Vous m’avez donné vos arguments, je vous donne les miens ; le Sénat va sans doute voter contre l’amendement du Gouvernement. Je reviendrai à la charge en seconde lecture, parce que j’y crois. Si je n’y croyais pas, je vous dirais : il est tard, passons à autre chose.

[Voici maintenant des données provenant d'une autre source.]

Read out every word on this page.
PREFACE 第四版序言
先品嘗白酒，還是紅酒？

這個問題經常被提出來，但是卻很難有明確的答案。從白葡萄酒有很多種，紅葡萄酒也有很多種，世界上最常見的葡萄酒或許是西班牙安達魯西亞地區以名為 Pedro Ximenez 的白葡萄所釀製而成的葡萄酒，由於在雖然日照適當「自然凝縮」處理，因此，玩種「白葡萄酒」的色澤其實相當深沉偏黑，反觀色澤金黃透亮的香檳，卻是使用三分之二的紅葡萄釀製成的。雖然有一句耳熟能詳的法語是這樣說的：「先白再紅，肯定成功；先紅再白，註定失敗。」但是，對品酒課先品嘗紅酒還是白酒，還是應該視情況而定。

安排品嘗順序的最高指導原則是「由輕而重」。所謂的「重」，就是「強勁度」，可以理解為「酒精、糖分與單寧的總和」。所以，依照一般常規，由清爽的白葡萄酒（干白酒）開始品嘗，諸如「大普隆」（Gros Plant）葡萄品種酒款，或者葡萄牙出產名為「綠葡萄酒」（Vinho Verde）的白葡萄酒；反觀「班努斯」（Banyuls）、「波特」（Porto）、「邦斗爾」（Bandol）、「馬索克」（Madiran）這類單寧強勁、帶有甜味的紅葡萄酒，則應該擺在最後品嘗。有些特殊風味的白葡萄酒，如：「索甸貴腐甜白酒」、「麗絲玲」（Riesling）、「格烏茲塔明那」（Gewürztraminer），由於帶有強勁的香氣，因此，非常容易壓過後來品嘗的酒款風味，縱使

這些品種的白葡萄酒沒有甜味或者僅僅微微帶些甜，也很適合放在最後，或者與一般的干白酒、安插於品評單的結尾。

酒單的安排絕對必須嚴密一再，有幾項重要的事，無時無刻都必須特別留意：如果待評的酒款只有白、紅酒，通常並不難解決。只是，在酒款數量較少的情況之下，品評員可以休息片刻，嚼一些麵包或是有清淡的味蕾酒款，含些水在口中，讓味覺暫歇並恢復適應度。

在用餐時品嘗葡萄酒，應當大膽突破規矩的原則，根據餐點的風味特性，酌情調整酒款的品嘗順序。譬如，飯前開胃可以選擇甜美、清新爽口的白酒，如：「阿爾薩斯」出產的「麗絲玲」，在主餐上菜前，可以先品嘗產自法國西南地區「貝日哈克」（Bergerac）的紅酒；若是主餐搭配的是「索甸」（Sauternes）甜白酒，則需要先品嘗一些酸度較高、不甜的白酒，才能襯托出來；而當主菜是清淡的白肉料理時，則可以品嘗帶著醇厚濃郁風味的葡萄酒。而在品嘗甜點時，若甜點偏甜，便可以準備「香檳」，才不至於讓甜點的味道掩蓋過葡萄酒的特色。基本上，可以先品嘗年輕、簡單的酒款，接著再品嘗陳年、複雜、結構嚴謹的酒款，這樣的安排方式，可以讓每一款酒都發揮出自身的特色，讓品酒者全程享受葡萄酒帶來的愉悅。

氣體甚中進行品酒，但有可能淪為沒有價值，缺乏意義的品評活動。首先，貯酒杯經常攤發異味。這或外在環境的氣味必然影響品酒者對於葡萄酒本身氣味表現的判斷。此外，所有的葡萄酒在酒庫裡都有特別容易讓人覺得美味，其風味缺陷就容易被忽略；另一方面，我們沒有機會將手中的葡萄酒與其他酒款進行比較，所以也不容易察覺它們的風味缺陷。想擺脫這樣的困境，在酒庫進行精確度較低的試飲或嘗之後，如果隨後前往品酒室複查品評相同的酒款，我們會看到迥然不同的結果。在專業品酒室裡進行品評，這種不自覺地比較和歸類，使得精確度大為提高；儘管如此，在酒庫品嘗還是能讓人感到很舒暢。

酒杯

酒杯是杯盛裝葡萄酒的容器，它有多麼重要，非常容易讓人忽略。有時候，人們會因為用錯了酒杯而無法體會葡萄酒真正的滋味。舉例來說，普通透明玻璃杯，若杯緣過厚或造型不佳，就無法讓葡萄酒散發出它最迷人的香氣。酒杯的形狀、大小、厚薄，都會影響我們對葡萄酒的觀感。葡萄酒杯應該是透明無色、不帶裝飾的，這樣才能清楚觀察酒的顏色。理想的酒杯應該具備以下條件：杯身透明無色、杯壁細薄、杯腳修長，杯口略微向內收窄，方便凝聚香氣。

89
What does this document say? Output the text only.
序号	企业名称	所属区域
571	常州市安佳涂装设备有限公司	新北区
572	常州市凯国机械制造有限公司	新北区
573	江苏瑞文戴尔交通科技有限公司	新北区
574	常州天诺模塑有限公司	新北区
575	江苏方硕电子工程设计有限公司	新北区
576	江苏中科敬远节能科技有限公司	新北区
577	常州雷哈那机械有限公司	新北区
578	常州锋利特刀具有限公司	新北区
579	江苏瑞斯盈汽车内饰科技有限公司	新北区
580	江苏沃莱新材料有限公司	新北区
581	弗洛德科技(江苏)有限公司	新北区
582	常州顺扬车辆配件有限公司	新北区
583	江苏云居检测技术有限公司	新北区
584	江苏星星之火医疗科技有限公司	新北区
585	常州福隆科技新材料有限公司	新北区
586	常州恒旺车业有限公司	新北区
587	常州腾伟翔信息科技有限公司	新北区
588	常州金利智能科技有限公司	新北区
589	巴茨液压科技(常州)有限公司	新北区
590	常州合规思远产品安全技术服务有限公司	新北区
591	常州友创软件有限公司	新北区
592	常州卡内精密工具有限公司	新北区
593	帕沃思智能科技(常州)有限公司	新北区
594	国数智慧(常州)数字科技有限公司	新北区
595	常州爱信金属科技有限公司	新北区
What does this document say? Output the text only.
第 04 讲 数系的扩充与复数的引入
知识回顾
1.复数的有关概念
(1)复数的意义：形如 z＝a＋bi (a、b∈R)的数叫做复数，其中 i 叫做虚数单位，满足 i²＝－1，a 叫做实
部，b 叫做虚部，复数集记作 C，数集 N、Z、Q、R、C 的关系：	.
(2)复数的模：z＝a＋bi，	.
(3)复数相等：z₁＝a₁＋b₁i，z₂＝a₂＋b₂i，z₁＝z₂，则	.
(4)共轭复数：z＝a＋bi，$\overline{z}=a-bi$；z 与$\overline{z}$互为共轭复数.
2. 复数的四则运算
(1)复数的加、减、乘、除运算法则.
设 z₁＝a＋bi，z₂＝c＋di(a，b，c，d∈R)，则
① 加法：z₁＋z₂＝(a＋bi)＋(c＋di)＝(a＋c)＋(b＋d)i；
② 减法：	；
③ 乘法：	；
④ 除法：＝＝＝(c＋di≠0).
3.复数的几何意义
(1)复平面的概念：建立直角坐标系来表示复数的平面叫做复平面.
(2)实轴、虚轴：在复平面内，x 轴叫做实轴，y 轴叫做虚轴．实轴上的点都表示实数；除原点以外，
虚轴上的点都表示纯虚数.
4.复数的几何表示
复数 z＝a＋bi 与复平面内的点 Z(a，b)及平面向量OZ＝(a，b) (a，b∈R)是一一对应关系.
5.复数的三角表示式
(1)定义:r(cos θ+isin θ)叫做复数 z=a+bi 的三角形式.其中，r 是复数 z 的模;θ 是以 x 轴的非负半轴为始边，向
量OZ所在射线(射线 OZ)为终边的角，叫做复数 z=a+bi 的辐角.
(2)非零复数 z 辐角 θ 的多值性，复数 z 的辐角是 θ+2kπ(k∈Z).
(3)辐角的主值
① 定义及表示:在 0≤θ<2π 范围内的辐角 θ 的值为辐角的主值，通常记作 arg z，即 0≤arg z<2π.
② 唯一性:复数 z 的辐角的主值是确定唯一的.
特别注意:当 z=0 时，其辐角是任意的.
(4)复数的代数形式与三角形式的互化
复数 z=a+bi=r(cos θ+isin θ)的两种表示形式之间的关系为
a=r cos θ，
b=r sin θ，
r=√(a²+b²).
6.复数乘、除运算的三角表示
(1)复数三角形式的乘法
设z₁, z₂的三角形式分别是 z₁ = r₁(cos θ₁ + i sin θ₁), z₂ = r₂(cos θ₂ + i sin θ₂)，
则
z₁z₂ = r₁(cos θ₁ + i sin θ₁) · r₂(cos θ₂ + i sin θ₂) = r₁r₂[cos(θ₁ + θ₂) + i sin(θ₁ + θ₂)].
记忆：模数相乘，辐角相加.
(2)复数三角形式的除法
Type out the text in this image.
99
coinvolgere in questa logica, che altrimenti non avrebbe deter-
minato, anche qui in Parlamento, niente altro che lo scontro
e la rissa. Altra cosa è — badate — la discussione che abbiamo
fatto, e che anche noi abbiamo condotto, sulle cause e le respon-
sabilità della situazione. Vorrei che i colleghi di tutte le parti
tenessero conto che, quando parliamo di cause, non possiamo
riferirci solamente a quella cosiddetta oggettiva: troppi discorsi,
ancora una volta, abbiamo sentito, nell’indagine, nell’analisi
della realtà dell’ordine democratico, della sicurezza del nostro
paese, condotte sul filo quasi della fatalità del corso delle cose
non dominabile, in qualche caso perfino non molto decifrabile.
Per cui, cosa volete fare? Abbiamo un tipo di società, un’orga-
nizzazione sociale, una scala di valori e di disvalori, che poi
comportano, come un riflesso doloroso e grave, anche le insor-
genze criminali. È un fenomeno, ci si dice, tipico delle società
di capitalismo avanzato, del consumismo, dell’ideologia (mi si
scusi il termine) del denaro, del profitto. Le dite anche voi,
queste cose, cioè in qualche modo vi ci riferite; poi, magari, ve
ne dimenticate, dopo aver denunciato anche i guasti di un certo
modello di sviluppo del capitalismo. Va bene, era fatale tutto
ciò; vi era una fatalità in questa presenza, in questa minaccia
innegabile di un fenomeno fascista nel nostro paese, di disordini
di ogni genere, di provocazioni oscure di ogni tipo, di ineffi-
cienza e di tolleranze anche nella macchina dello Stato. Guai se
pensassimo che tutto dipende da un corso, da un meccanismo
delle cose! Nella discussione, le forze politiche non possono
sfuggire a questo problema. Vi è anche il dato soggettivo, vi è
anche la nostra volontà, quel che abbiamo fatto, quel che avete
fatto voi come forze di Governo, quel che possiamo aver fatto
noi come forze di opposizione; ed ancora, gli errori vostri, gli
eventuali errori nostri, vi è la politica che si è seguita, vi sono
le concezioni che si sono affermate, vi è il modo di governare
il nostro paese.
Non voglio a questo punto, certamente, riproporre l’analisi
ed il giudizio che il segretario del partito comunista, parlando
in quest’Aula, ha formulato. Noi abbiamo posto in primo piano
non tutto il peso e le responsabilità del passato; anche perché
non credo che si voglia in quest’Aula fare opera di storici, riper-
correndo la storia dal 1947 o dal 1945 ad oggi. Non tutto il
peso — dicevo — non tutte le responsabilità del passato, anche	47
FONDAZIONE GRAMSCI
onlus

Mesdames, messieurs les sénateurs, vous avez toujours été très vigilants, parfois piquants, en nous disant de mettre en œuvre les mesures qui s’imposent pour protéger les Français. Il m’est arrivé un certain nombre de fois de vous demander un certain nombre de mesures, et vous ne les avez pas votées. Je reste cohérent !

M. le président. La parole est à M. le rapporteur, que je remercie par avance de sa concision…

M. Philippe Bas, rapporteur. Monsieur le président, vous le savez, je suis toujours vos conseils avec beaucoup de déférence ; vous avez la charge de nous faire accoucher du texte avant que nous ne nous couchions. (Sourires.) Néanmoins, nous sommes ici pour débattre.

Monsieur le ministre, je me contenterai de quelques remarques.

Tout d’abord, je citerai un grand pays moderne, celui qui obtient les meilleurs résultats dans la lutte contre le Covid-19 : la Corée du Sud. Cet État a maîtrisé l’épidémie sans confinement.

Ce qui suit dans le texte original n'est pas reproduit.